Wie das Statistische Bundesamt mitteilt, produzierten sie damit 21,2% mehr Roheisen und 14,5% mehr Rohstahl als im Juli 2005.
Gegenüber Juni 2006 nahm die Produktion bei Roheisen um 6,2% und bei Rohstahl um 0,2% zu, kalender- und saisonbereinigt (Berliner Verfahren 4.1 -- BV 4.1) ergab sich bei der Rohstahlproduktion im Vergleich zum Juni 2006 eine Zunahme um 1,0%.
In den ersten sieben Monaten des Jahres 2006 wurden 17,65 Millionen Tonnen Roheisen und 27,32 Millionen Tonnen Rohstahl hergestellt.

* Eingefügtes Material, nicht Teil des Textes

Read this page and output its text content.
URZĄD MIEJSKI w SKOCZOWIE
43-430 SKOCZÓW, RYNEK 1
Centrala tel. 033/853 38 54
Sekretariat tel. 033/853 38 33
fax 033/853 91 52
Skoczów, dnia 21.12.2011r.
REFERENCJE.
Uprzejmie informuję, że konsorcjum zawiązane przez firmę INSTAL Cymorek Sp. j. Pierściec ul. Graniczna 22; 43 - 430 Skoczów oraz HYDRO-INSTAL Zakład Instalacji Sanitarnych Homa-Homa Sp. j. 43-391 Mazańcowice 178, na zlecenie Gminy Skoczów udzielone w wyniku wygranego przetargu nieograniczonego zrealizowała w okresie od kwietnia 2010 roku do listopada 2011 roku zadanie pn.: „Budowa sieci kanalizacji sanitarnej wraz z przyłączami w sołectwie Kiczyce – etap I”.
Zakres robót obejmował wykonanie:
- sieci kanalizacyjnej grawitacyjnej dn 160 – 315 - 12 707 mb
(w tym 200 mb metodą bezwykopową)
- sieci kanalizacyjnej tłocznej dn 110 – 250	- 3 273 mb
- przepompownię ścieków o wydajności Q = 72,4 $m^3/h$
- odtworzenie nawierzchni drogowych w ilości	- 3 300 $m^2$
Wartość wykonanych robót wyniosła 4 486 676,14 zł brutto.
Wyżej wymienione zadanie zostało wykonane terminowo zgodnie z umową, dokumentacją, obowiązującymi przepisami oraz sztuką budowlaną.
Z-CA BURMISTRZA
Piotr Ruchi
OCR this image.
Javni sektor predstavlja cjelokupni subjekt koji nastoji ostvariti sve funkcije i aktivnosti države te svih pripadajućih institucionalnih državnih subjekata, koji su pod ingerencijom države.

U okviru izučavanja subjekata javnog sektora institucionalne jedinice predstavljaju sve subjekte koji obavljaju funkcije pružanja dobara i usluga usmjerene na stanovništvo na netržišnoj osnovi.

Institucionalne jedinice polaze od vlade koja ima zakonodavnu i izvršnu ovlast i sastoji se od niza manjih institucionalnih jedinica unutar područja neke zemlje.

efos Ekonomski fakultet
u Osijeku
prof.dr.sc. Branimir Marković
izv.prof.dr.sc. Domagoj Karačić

Im Vergleich zum entsprechenden Vorjahreszeitraum ist die Roheisenproduktion damit um 3,2% und die Erzeugung von Rohstahl um 3,5% gestiegen.
Im früheren Bundesgebiet lag die Erzeugung von Rohstahl im Juli 2006 bei 3,43 Millionen Tonnen und damit gegenüber dem Vorjahresmonat um 11,0% höher. Gegenüber Juni 2006 nahm sie um 0,8% zu, kalender- und saisonbereinigt waren es 0,3% weniger. In den Monaten Januar bis Juli 2006 stieg die Rohstahlproduktion gegenüber dem gleichen Vorjahreszeitraum um 1,9% auf 23,28 Millionen Tonnen.
In den neuen Ländern und Berlin-Ost war die Rohstahlerzeugung im Juli 2006 mit 0,56 Millionen Tonnen um 41,3% höher als im gleichen Vorjahresmonat. Gegenüber Juni 2006 nahm die Rohstahlproduktion um 3,4% ab, kalender- und saisonbereinigt ergab sich eine Zunahme um 7,8%. In den ersten sieben Monaten des Jahres 2006 wurde im Vergleich zum entsprechenden Vorjahreszeitraum mit 4,04 Millionen Tonnen 14,4% mehr Rohstahl erzeugt.